The Measure of Deception: An Analysis of Data Forging in Machine Unlearning
Rishabh Dixit , Yuan Hui , Rayan Saab
Published on arXiv
2509.05865
Membership Inference Attack
OWASP ML Top 10 — ML04
Key Finding
The Lebesgue measure of gradient-forging sets scales as ε^((d-r)/2), proving that adversarial forging of unlearning trajectories is statistically anomalous and in principle detectable under non-degenerate data distributions.
ε-forging set analysis
Novel technique introduced
Motivated by privacy regulations and the need to mitigate the effects of harmful data, machine unlearning seeks to modify trained models so that they effectively ``forget'' designated data. A key challenge in verifying unlearning is forging -- adversarially crafting data that mimics the gradient of a target point, thereby creating the appearance of unlearning without actually removing information.

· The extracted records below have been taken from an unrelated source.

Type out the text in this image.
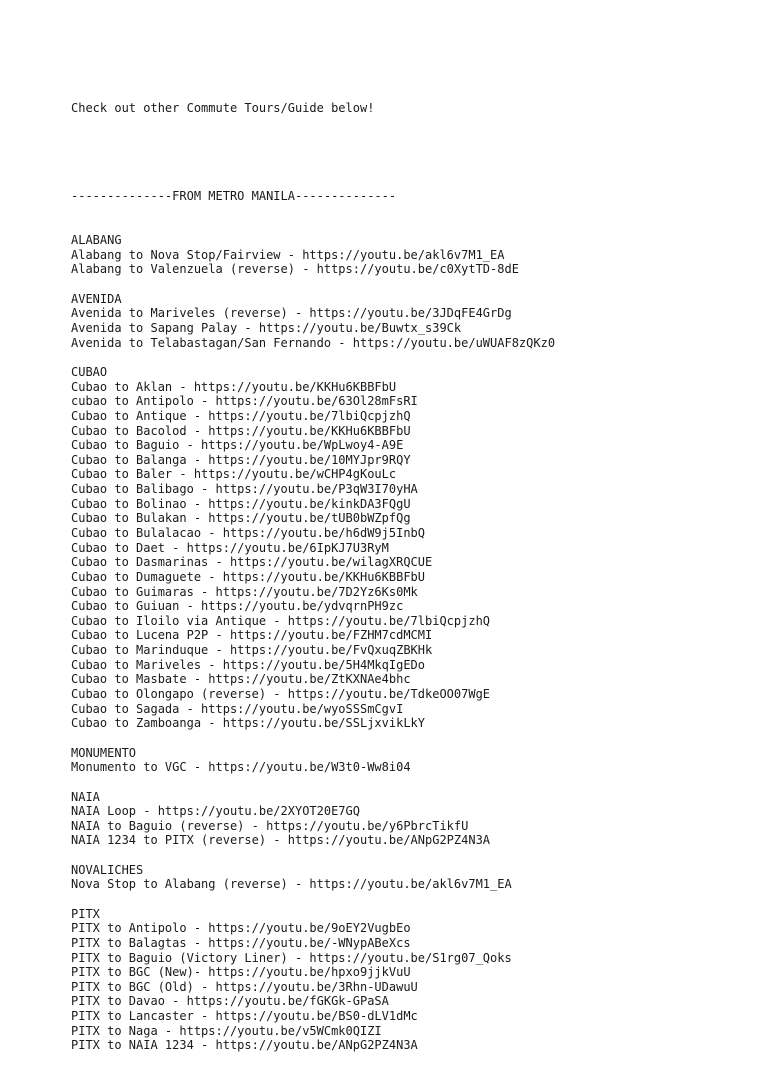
Check out other Commute Tours/Guide below!

--------------FROM METRO MANILA--------------

ALABANG
Alabang to Nova Stop/Fairview - https://youtu.be/akl6v7M1_EA
Alabang to Valenzuela (reverse) - https://youtu.be/c0XytTD-8dE
AVENIDA
Avenida to Mariveles (reverse) - https://youtu.be/3JDqFE4GrDg
Avenida to Sapang Palay - https://youtu.be/Buwtx_s39Ck
Avenida to Telabastagan/San Fernando - https://youtu.be/uWUAF8zQKz0
CUBAO
Cubao to Aklan - https://youtu.be/KKHu6KBBFbU
cubao to Antipolo - https://youtu.be/63Ol28mFsRI
Cubao to Antique - https://youtu.be/7lbiQcpjzhQ
Cubao to Bacolod - https://youtu.be/KKHu6KBBFbU
Cubao to Baguio - https://youtu.be/WpLwoy4-A9E
Cubao to Balanga - https://youtu.be/10MYJpr9RQY
Cubao to Baler - https://youtu.be/wCHP4gKouLc
Cubao to Balibago - https://youtu.be/P3qW3I70yHA
Cubao to Bolinao - https://youtu.be/kinkDA3FQgU
Cubao to Bulakan - https://youtu.be/tUB0bWZpfQg
Cubao to Bulalacao - https://youtu.be/h6dW9j5InbQ
Cubao to Daet - https://youtu.be/6IpKJ7U3RyM
Cubao to Dasmarinas - https://youtu.be/wilagXRQCUE
Cubao to Dumaguete - https://youtu.be/KKHu6KBBFbU
Cubao to Guimaras - https://youtu.be/7D2Yz6Ks0Mk
Cubao to Guiuan - https://youtu.be/ydvqrnPH9zc
Cubao to Iloilo via Antique - https://youtu.be/7lbiQcpjzhQ
Cubao to Lucena P2P - https://youtu.be/FZHM7cdMCMI
Cubao to Marinduque - https://youtu.be/FvQxuqZBKHk
Cubao to Mariveles - https://youtu.be/5H4MkqIgEDo
Cubao to Masbate - https://youtu.be/ZtKXNAe4bhc
Cubao to Olongapo (reverse) - https://youtu.be/TdkeOO07WgE
Cubao to Sagada - https://youtu.be/wyoSSSmCgvI
Cubao to Zamboanga - https://youtu.be/SSLjxvikLkY
MONUMENTO
Monumento to VGC - https://youtu.be/W3t0-Ww8i04
NAIA
NAIA Loop - https://youtu.be/2XYOT20E7GQ
NAIA to Baguio (reverse) - https://youtu.be/y6PbrcTikfU
NAIA 1234 to PITX (reverse) - https://youtu.be/ANpG2PZ4N3A
NOVALICHES
Nova Stop to Alabang (reverse) - https://youtu.be/akl6v7M1_EA
PITX
PITX to Antipolo - https://youtu.be/9oEY2VugbEo
PITX to Balagtas - https://youtu.be/-WNypABeXcs
PITX to Baguio (Victory Liner) - https://youtu.be/S1rg07_Qoks
PITX to BGC (New)- https://youtu.be/hpxo9jjkVuU
PITX to BGC (Old) - https://youtu.be/3Rhn-UDawuU
PITX to Davao - https://youtu.be/fGKGk-GPaSA
PITX to Lancaster - https://youtu.be/BS0-dLV1dMc
PITX to Naga - https://youtu.be/v5WCmk0QIZI
PITX to NAIA 1234 - https://youtu.be/ANpG2PZ4N3A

To capture this phenomenon, we consider the collection of data points whose gradients approximate a target gradient within tolerance $ε$ -- which we call an $ε$-forging set -- and develop a framework for its analysis. For linear regression and one-layer neural networks, we show that the Lebesgue measure of this set is small. It scales on the order of $ε$, and when $ε$ is small enough, $ε^d$. More generally, under mild regularity assumptions, we prove that the forging set measure decays as $ε^{(d-r)/2}$, where $d$ is the data dimension and $r<d$ is the nullity of a variation matrix defined by the model gradients. Extensions to batch SGD and almost-everywhere smooth loss functions yield the same asymptotic scaling. In addition, we establish probability bounds showing that, under non-degenerate data distributions, the likelihood of randomly sampling a forging point is vanishingly small. These results provide evidence that adversarial forging is fundamentally limited and that false unlearning claims can, in principle, be detected.
Key Contributions
- Introduces the ε-forging set — the collection of data points whose gradients approximate a target gradient within tolerance ε — and proves its Lebesgue measure scales as ε^((d-r)/2), where d is data dimension and r is the nullity of a variation matrix
- Shows that under non-degenerate data distributions the probability of randomly sampling a forging point is vanishingly small, making gradient-forging attacks statistically brittle
- Extends the analysis to batch SGD and almost-everywhere smooth loss functions, obtaining the same asymptotic scaling and implying that false unlearning claims can in principle be detected via distributional anomaly tests
🛡️ Threat Analysis
The paper's adversary (model trainer) attempts to defeat unlearning verification — audits that use gradient-based or MIA-style checks to confirm data erasure. By proving the forging set has vanishingly small measure, the paper establishes that false unlearning claims are detectable, directly informing the reliability of membership-inference-based unlearning audits.